LineaLabs / lineapy

Move fast from data science prototype to pipeline. Capture, analyze, and transform messy notebooks into data pipelines with just two lines of code.
https://lineapy.org
Apache License 2.0
664 stars 58 forks source link

Pseudo-random generator prevents lineapy from capturing all relevant code #885

Open VolodymyrOrlov opened 1 year ago

VolodymyrOrlov commented 1 year ago

python version: what python version are you using? 3.8 lineapy version what version of lineapy are you using or which commit if installed from source? 0.2.3

Your code: What code did you try to run with lineapy?

# Cell 1
import random

my_init_value = 3
my_var = None
if random.random() <= 0.5:
    my_var = my_init_value
else:
    my_var = 1
print(my_var)
# Cell 2
lineapy.save(my_var, "my_var")
# Cell 3
print(lineapy.get("my_var").get_code())

*Issue: What went wrong when trying to run this code?* The last cell prints code that has been captured by lineapy:

import random

if random.random() <= 0.5:
    my_var = my_init_value
else:
    my_var = 1

This code is not self sufficient. What will happen if my_init_value is a complex function or a very important hyper parameter that has a great influence on model result?

import random

my_init_value = 3
my_var = None
if random.random() <= 0.5:
    my_var = my_init_value
else:
    my_var = 1
dorx commented 1 year ago

Thanks for filing the bug, @VolodymyrOrlov ! Our support for control flows is experimental. We will look into this issue.
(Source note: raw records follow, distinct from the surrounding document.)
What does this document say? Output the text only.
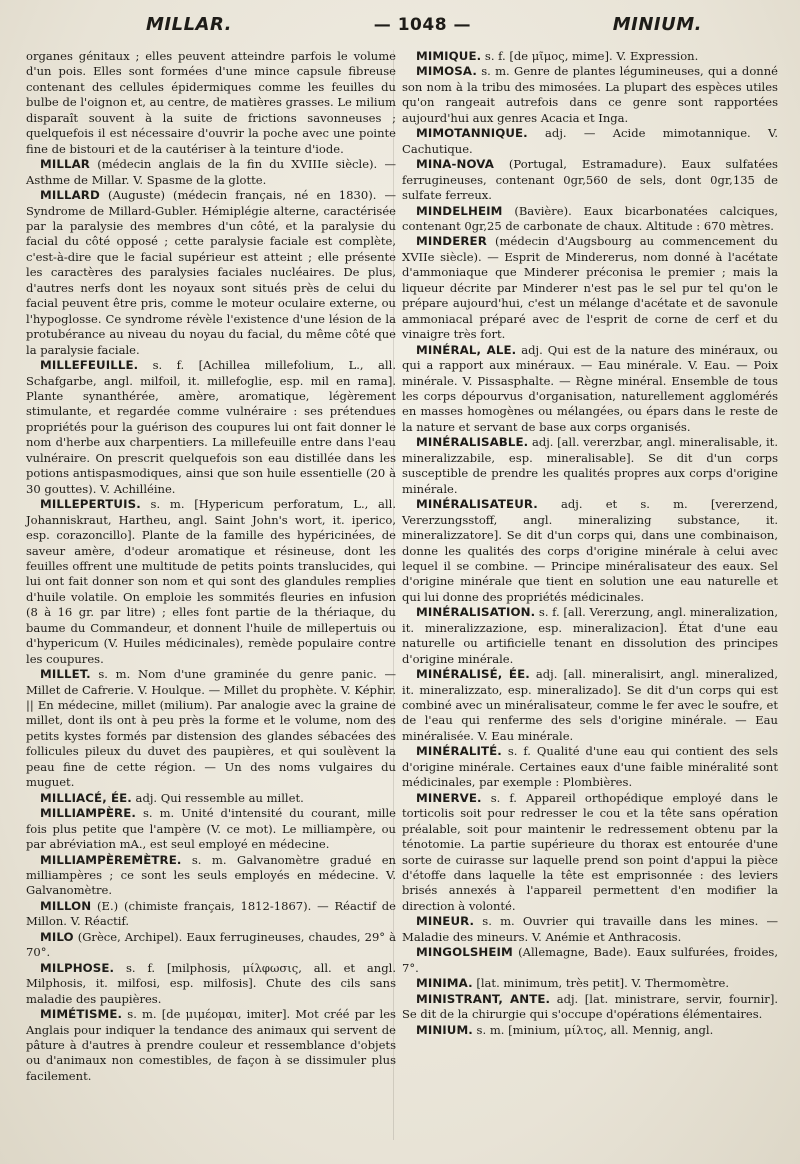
MILLAR.	— 1048 —	MINIUM.

organes génitaux ; elles peuvent atteindre parfois le volume d'un pois. Elles sont formées d'une mince capsule fibreuse contenant des cellules épidermiques comme les feuilles du bulbe de l'oignon et, au centre, de matières grasses. Le milium disparaît souvent à la suite de frictions savonneuses ; quelquefois il est nécessaire d'ouvrir la poche avec une pointe fine de bistouri et de la cautériser à la teinture d'iode.

MILLAR (médecin anglais de la fin du XVIIIe siècle). — Asthme de Millar. V. Spasme de la glotte.

MILLARD (Auguste) (médecin français, né en 1830). — Syndrome de Millard-Gubler. Hémiplégie alterne, caractérisée par la paralysie des membres d'un côté, et la paralysie du facial du côté opposé ; cette paralysie faciale est complète, c'est-à-dire que le facial supérieur est atteint ; elle présente les caractères des paralysies faciales nucléaires. De plus, d'autres nerfs dont les noyaux sont situés près de celui du facial peuvent être pris, comme le moteur oculaire externe, ou l'hypoglosse. Ce syndrome révèle l'existence d'une lésion de la protubérance au niveau du noyau du facial, du même côté que la paralysie faciale.

MILLEFEUILLE. s. f. [Achillea millefolium, L., all. Schafgarbe, angl. milfoil, it. millefoglie, esp. mil en rama]. Plante synanthérée, amère, aromatique, légèrement stimulante, et regardée comme vulnéraire : ses prétendues propriétés pour la guérison des coupures lui ont fait donner le nom d'herbe aux charpentiers. La millefeuille entre dans l'eau vulnéraire. On prescrit quelquefois son eau distillée dans les potions antispasmodiques, ainsi que son huile essentielle (20 à 30 gouttes). V. Achilléine.

MILLEPERTUIS. s. m. [Hypericum perforatum, L., all. Johanniskraut, Hartheu, angl. Saint John's wort, it. iperico, esp. corazoncillo]. Plante de la famille des hypéricinées, de saveur amère, d'odeur aromatique et résineuse, dont les feuilles offrent une multitude de petits points translucides, qui lui ont fait donner son nom et qui sont des glandules remplies d'huile volatile. On emploie les sommités fleuries en infusion (8 à 16 gr. par litre) ; elles font partie de la thériaque, du baume du Commandeur, et donnent l'huile de millepertuis ou d'hypericum (V. Huiles médicinales), remède populaire contre les coupures.

MILLET. s. m. Nom d'une graminée du genre panic. — Millet de Cafrerie. V. Houlque. — Millet du prophète. V. Képhir. || En médecine, millet (milium). Par analogie avec la graine de millet, dont ils ont à peu près la forme et le volume, nom des petits kystes formés par distension des glandes sébacées des follicules pileux du duvet des paupières, et qui soulèvent la peau fine de cette région. — Un des noms vulgaires du muguet.

MILLIACÉ, ÉE. adj. Qui ressemble au millet.

MILLIAMPÈRE. s. m. Unité d'intensité du courant, mille fois plus petite que l'ampère (V. ce mot). Le milliampère, ou par abréviation mA., est seul employé en médecine.

MILLIAMPÈREMÈTRE. s. m. Galvanomètre gradué en milliampères ; ce sont les seuls employés en médecine. V. Galvanomètre.

MILLON (E.) (chimiste français, 1812-1867). — Réactif de Millon. V. Réactif.

MILO (Grèce, Archipel). Eaux ferrugineuses, chaudes, 29° à 70°.

MILPHOSE. s. f. [milphosis, μίλφωσις, all. et angl. Milphosis, it. milfosi, esp. milfosis]. Chute des cils sans maladie des paupières.

MIMÉTISME. s. m. [de μιμέομαι, imiter]. Mot créé par les Anglais pour indiquer la tendance des animaux qui servent de pâture à d'autres à prendre couleur et ressemblance d'objets ou d'animaux non comestibles, de façon à se dissimuler plus facilement.

MIMIQUE. s. f. [de μῖμος, mime]. V. Expression.

MIMOSA. s. m. Genre de plantes légumineuses, qui a donné son nom à la tribu des mimosées. La plupart des espèces utiles qu'on rangeait autrefois dans ce genre sont rapportées aujourd'hui aux genres Acacia et Inga.

MIMOTANNIQUE. adj. — Acide mimotannique. V. Cachutique.

MINA-NOVA (Portugal, Estramadure). Eaux sulfatées ferrugineuses, contenant 0gr,560 de sels, dont 0gr,135 de sulfate ferreux.

MINDELHEIM (Bavière). Eaux bicarbonatées calciques, contenant 0gr,25 de carbonate de chaux. Altitude : 670 mètres.

MINDERER (médecin d'Augsbourg au commencement du XVIIe siècle). — Esprit de Mindererus, nom donné à l'acétate d'ammoniaque que Minderer préconisa le premier ; mais la liqueur décrite par Minderer n'est pas le sel pur tel qu'on le prépare aujourd'hui, c'est un mélange d'acétate et de savonule ammoniacal préparé avec de l'esprit de corne de cerf et du vinaigre très fort.

MINÉRAL, ALE. adj. Qui est de la nature des minéraux, ou qui a rapport aux minéraux. — Eau minérale. V. Eau. — Poix minérale. V. Pissasphalte. — Règne minéral. Ensemble de tous les corps dépourvus d'organisation, naturellement agglomérés en masses homogènes ou mélangées, ou épars dans le reste de la nature et servant de base aux corps organisés.

MINÉRALISABLE. adj. [all. vererzbar, angl. mineralisable, it. mineralizzabile, esp. mineralisable]. Se dit d'un corps susceptible de prendre les qualités propres aux corps d'origine minérale.

MINÉRALISATEUR. adj. et s. m. [vererzend, Vererzungsstoff, angl. mineralizing substance, it. mineralizzatore]. Se dit d'un corps qui, dans une combinaison, donne les qualités des corps d'origine minérale à celui avec lequel il se combine. — Principe minéralisateur des eaux. Sel d'origine minérale que tient en solution une eau naturelle et qui lui donne des propriétés médicinales.

MINÉRALISATION. s. f. [all. Vererzung, angl. mineralization, it. mineralizzazione, esp. mineralizacion]. État d'une eau naturelle ou artificielle tenant en dissolution des principes d'origine minérale.

MINÉRALISÉ, ÉE. adj. [all. mineralisirt, angl. mineralized, it. mineralizzato, esp. mineralizado]. Se dit d'un corps qui est combiné avec un minéralisateur, comme le fer avec le soufre, et de l'eau qui renferme des sels d'origine minérale. — Eau minéralisée. V. Eau minérale.

MINÉRALITÉ. s. f. Qualité d'une eau qui contient des sels d'origine minérale. Certaines eaux d'une faible minéralité sont médicinales, par exemple : Plombières.

MINERVE. s. f. Appareil orthopédique employé dans le torticolis soit pour redresser le cou et la tête sans opération préalable, soit pour maintenir le redressement obtenu par la ténotomie. La partie supérieure du thorax est entourée d'une sorte de cuirasse sur laquelle prend son point d'appui la pièce d'étoffe dans laquelle la tête est emprisonnée : des leviers brisés annexés à l'appareil permettent d'en modifier la direction à volonté.

MINEUR. s. m. Ouvrier qui travaille dans les mines. — Maladie des mineurs. V. Anémie et Anthracosis.

MINGOLSHEIM (Allemagne, Bade). Eaux sulfurées, froides, 7°.

MINIMA. [lat. minimum, très petit]. V. Thermomètre.

MINISTRANT, ANTE. adj. [lat. ministrare, servir, fournir]. Se dit de la chirurgie qui s'occupe d'opérations élémentaires.

MINIUM. s. m. [minium, μίλτος, all. Mennig, angl.
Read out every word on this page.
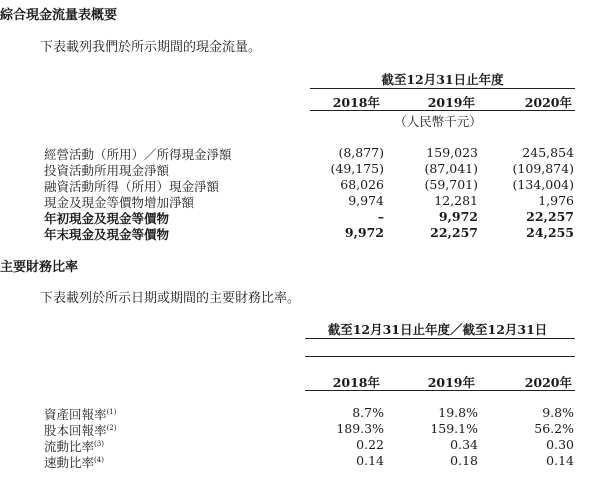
綜合現金流量表概要
下表載列我們於所示期間的現金流量。
截至12月31日止年度
2018年	2019年	2020年
（人民幣千元）
經營活動（所用）／所得現金淨額	(8,877)	159,023	245,854
投資活動所用現金淨額	(49,175)	(87,041)	(109,874)
融資活動所得（所用）現金淨額	68,026	(59,701)	(134,004)
現金及現金等價物增加淨額	9,974	12,281	1,976
年初現金及現金等價物	–	9,972	22,257
年末現金及現金等價物	9,972	22,257	24,255
主要財務比率
下表載列於所示日期或期間的主要財務比率。
截至12月31日止年度／截至12月31日
2018年	2019年	2020年
資產回報率$^{(1)}$	8.7%	19.8%	9.8%
股本回報率$^{(2)}$	189.3%	159.1%	56.2%
流動比率$^{(3)}$	0.22	0.34	0.30
速動比率$^{(4)}$	0.14	0.18	0.14
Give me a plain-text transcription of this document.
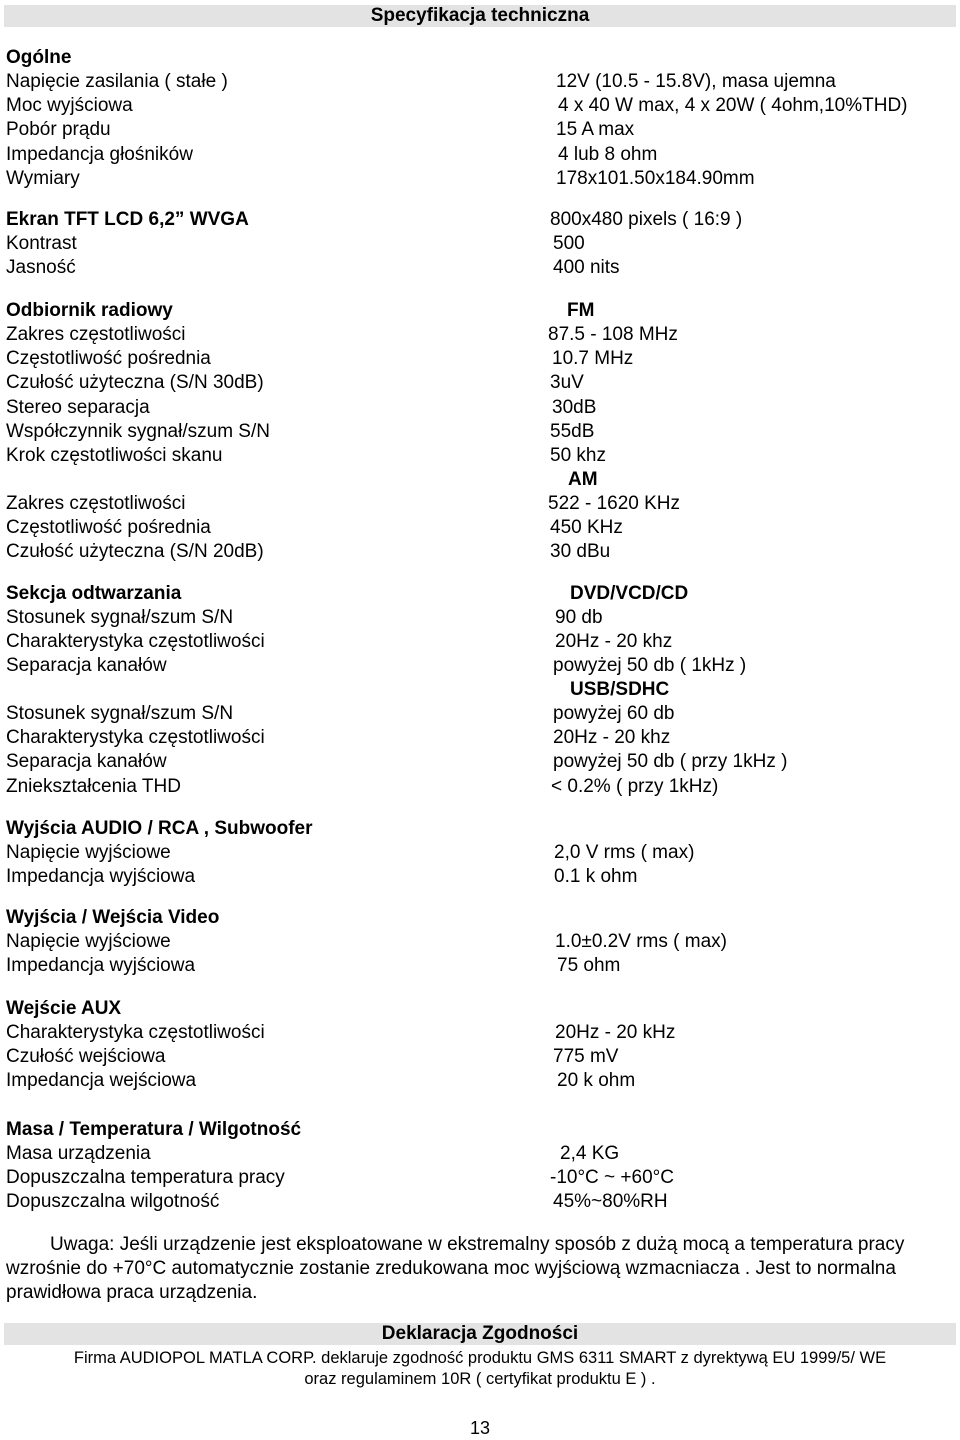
Specyfikacja techniczna
Ogólne
Napięcie zasilania ( stałe )	12V (10.5 - 15.8V), masa ujemna
Moc wyjściowa	4 x 40 W max, 4 x 20W ( 4ohm,10%THD)
Pobór prądu	15 A max
Impedancja głośników	4 lub 8 ohm
Wymiary	178x101.50x184.90mm
Ekran TFT LCD 6,2” WVGA	800x480 pixels ( 16:9 )
Kontrast	500
Jasność	400 nits
Odbiornik radiowy	FM
Zakres częstotliwości	87.5 - 108 MHz
Częstotliwość pośrednia	10.7 MHz
Czułość użyteczna (S/N 30dB)	3uV
Stereo separacja	30dB
Współczynnik sygnał/szum S/N	55dB
Krok częstotliwości skanu	50 khz
AM
Zakres częstotliwości	522 - 1620 KHz
Częstotliwość pośrednia	450 KHz
Czułość użyteczna (S/N 20dB)	30 dBu
Sekcja odtwarzania	DVD/VCD/CD
Stosunek sygnał/szum S/N	90 db
Charakterystyka częstotliwości	20Hz - 20 khz
Separacja kanałów	powyżej 50 db ( 1kHz )
USB/SDHC
Stosunek sygnał/szum S/N	powyżej 60 db
Charakterystyka częstotliwości	20Hz - 20 khz
Separacja kanałów	powyżej 50 db ( przy 1kHz )
Zniekształcenia THD	< 0.2% ( przy 1kHz)
Wyjścia AUDIO / RCA , Subwoofer
Napięcie wyjściowe	2,0 V rms ( max)
Impedancja wyjściowa	0.1 k ohm
Wyjścia / Wejścia Video
Napięcie wyjściowe	1.0±0.2V rms ( max)
Impedancja wyjściowa	75 ohm
Wejście AUX
Charakterystyka częstotliwości	20Hz - 20 kHz
Czułość wejściowa	775 mV
Impedancja wejściowa	20 k ohm
Masa / Temperatura / Wilgotność
Masa urządzenia	2,4 KG
Dopuszczalna temperatura pracy	-10°C ~ +60°C
Dopuszczalna wilgotność	45%~80%RH
Uwaga: Jeśli urządzenie jest eksploatowane w ekstremalny sposób z dużą mocą a temperatura pracy wzrośnie do +70°C automatycznie zostanie zredukowana moc wyjściową wzmacniacza . Jest to normalna prawidłowa praca urządzenia.
Deklaracja Zgodności
Firma AUDIOPOL MATLA CORP. deklaruje zgodność produktu GMS 6311 SMART z dyrektywą EU 1999/5/ WE
oraz regulaminem 10R ( certyfikat produktu E ) .
13
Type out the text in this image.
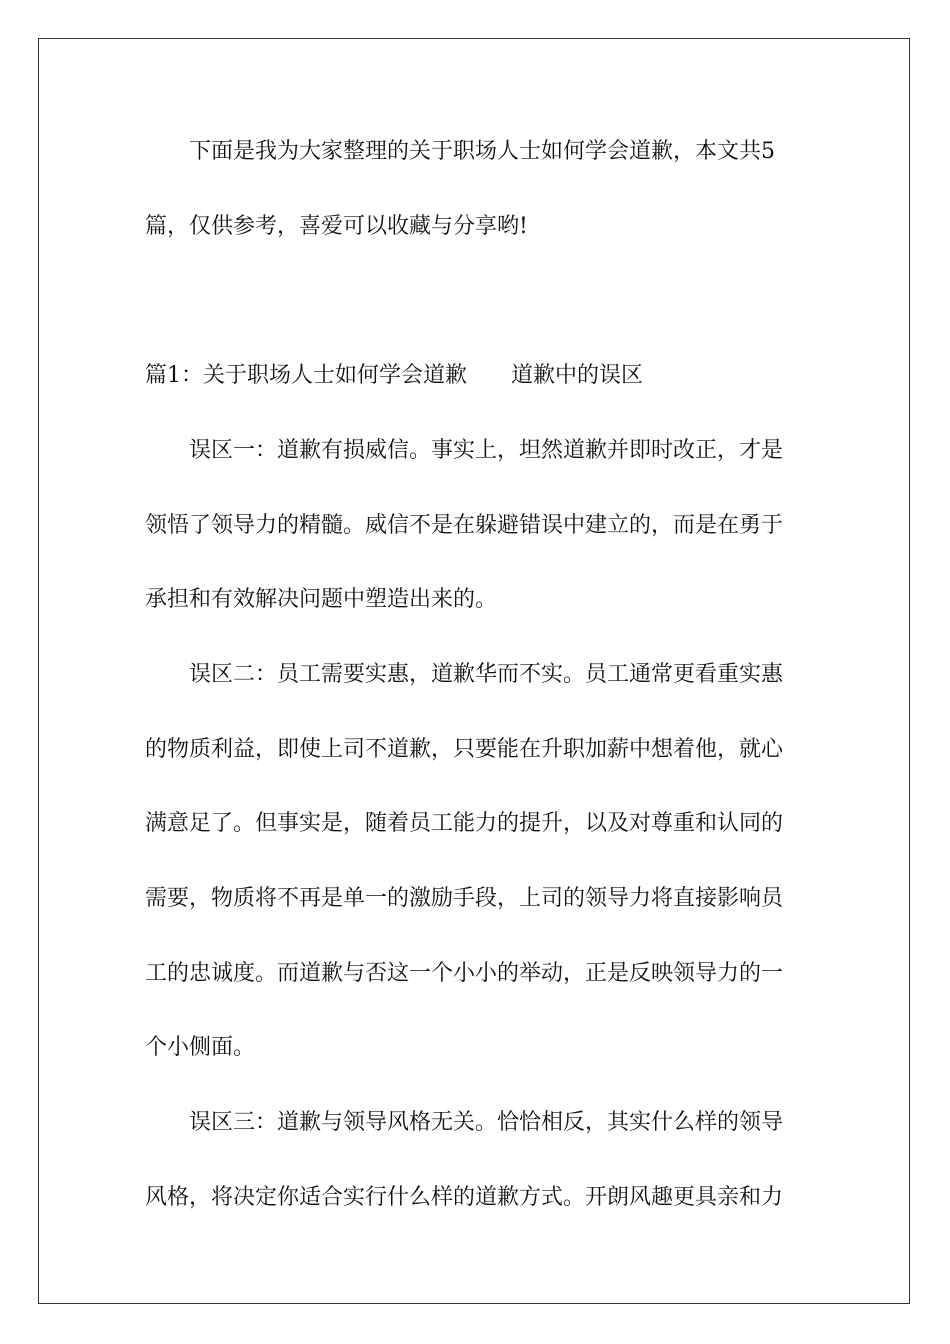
下面是我为大家整理的关于职场人士如何学会道歉，本文共5
篇，仅供参考，喜爱可以收藏与分享哟!
篇1：关于职场人士如何学会道歉　　道歉中的误区
误区一：道歉有损威信。事实上，坦然道歉并即时改正，才是
领悟了领导力的精髓。威信不是在躲避错误中建立的，而是在勇于
承担和有效解决问题中塑造出来的。
误区二：员工需要实惠，道歉华而不实。员工通常更看重实惠
的物质利益，即使上司不道歉，只要能在升职加薪中想着他，就心
满意足了。但事实是，随着员工能力的提升，以及对尊重和认同的
需要，物质将不再是单一的激励手段，上司的领导力将直接影响员
工的忠诚度。而道歉与否这一个小小的举动，正是反映领导力的一
个小侧面。
误区三：道歉与领导风格无关。恰恰相反，其实什么样的领导
风格，将决定你适合实行什么样的道歉方式。开朗风趣更具亲和力
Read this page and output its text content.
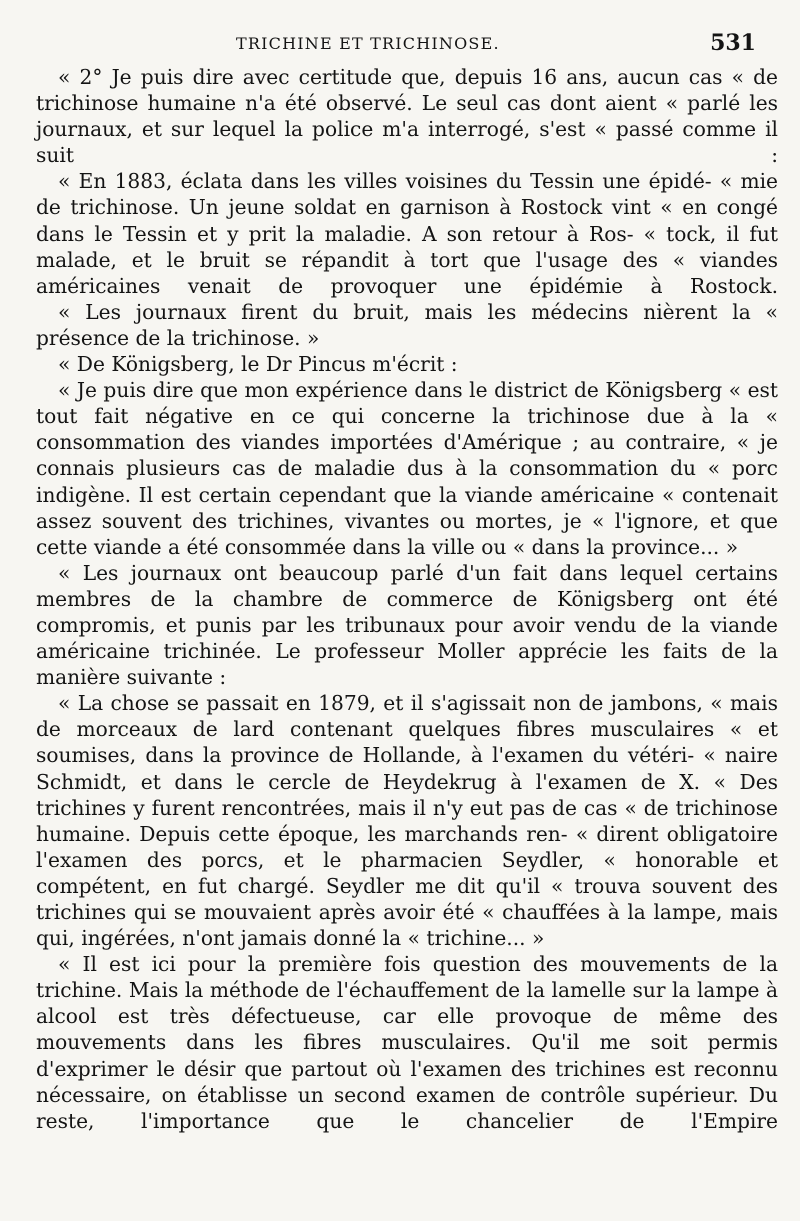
TRICHINE ET TRICHINOSE.	531

« 2° Je puis dire avec certitude que, depuis 16 ans, aucun cas « de trichinose humaine n'a été observé. Le seul cas dont aient « parlé les journaux, et sur lequel la police m'a interrogé, s'est « passé comme il suit :

« En 1883, éclata dans les villes voisines du Tessin une épidé- « mie de trichinose. Un jeune soldat en garnison à Rostock vint « en congé dans le Tessin et y prit la maladie. A son retour à Ros- « tock, il fut malade, et le bruit se répandit à tort que l'usage des « viandes américaines venait de provoquer une épidémie à Rostock.

« Les journaux firent du bruit, mais les médecins nièrent la « présence de la trichinose. »

« De Königsberg, le Dr Pincus m'écrit :

« Je puis dire que mon expérience dans le district de Königsberg « est tout fait négative en ce qui concerne la trichinose due à la « consommation des viandes importées d'Amérique ; au contraire, « je connais plusieurs cas de maladie dus à la consommation du « porc indigène. Il est certain cependant que la viande américaine « contenait assez souvent des trichines, vivantes ou mortes, je « l'ignore, et que cette viande a été consommée dans la ville ou « dans la province... »

« Les journaux ont beaucoup parlé d'un fait dans lequel certains membres de la chambre de commerce de Königsberg ont été compromis, et punis par les tribunaux pour avoir vendu de la viande américaine trichinée. Le professeur Moller apprécie les faits de la manière suivante :

« La chose se passait en 1879, et il s'agissait non de jambons, « mais de morceaux de lard contenant quelques fibres musculaires « et soumises, dans la province de Hollande, à l'examen du vétéri- « naire Schmidt, et dans le cercle de Heydekrug à l'examen de X. « Des trichines y furent rencontrées, mais il n'y eut pas de cas « de trichinose humaine. Depuis cette époque, les marchands ren- « dirent obligatoire l'examen des porcs, et le pharmacien Seydler, « honorable et compétent, en fut chargé. Seydler me dit qu'il « trouva souvent des trichines qui se mouvaient après avoir été « chauffées à la lampe, mais qui, ingérées, n'ont jamais donné la « trichine... »

« Il est ici pour la première fois question des mouvements de la trichine. Mais la méthode de l'échauffement de la lamelle sur la lampe à alcool est très défectueuse, car elle provoque de même des mouvements dans les fibres musculaires. Qu'il me soit permis d'exprimer le désir que partout où l'examen des trichines est reconnu nécessaire, on établisse un second examen de contrôle supérieur. Du reste, l'importance que le chancelier de l'Empire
aayan636 commented 11 months ago

Hi @VolodymyrOrlov , the issue you are facing is related to LineaPy's support for control flow structures, which as @dorx mentioned is experimental at this stage. A bit of background: LineaPy relies on dynamic analysis of your program to figure out dependencies between different lines of code. What that means is LineaPy executes your program and analyses the interaction between different objects to create the Linea Graph which is further processed to generate the cleaned up version of the original code. In your example, the condition of the if statement is random.random() <= 0.5, which can either be true or false depending on the value taken by random.random() at runtime. In case the condition evaluates to false, the else branch would be taken, and my_var's final value would not depend on my_init_value. When it comes to program's with a control flow statement, LineaPy's slicing would be an overapproximation, it would include all lines of code in the entire if/else block, hence the entire code block gets included.

In your example, if you run the code again (till the true branch gets taken) you would notice that the my_init_value = 3 line would get included.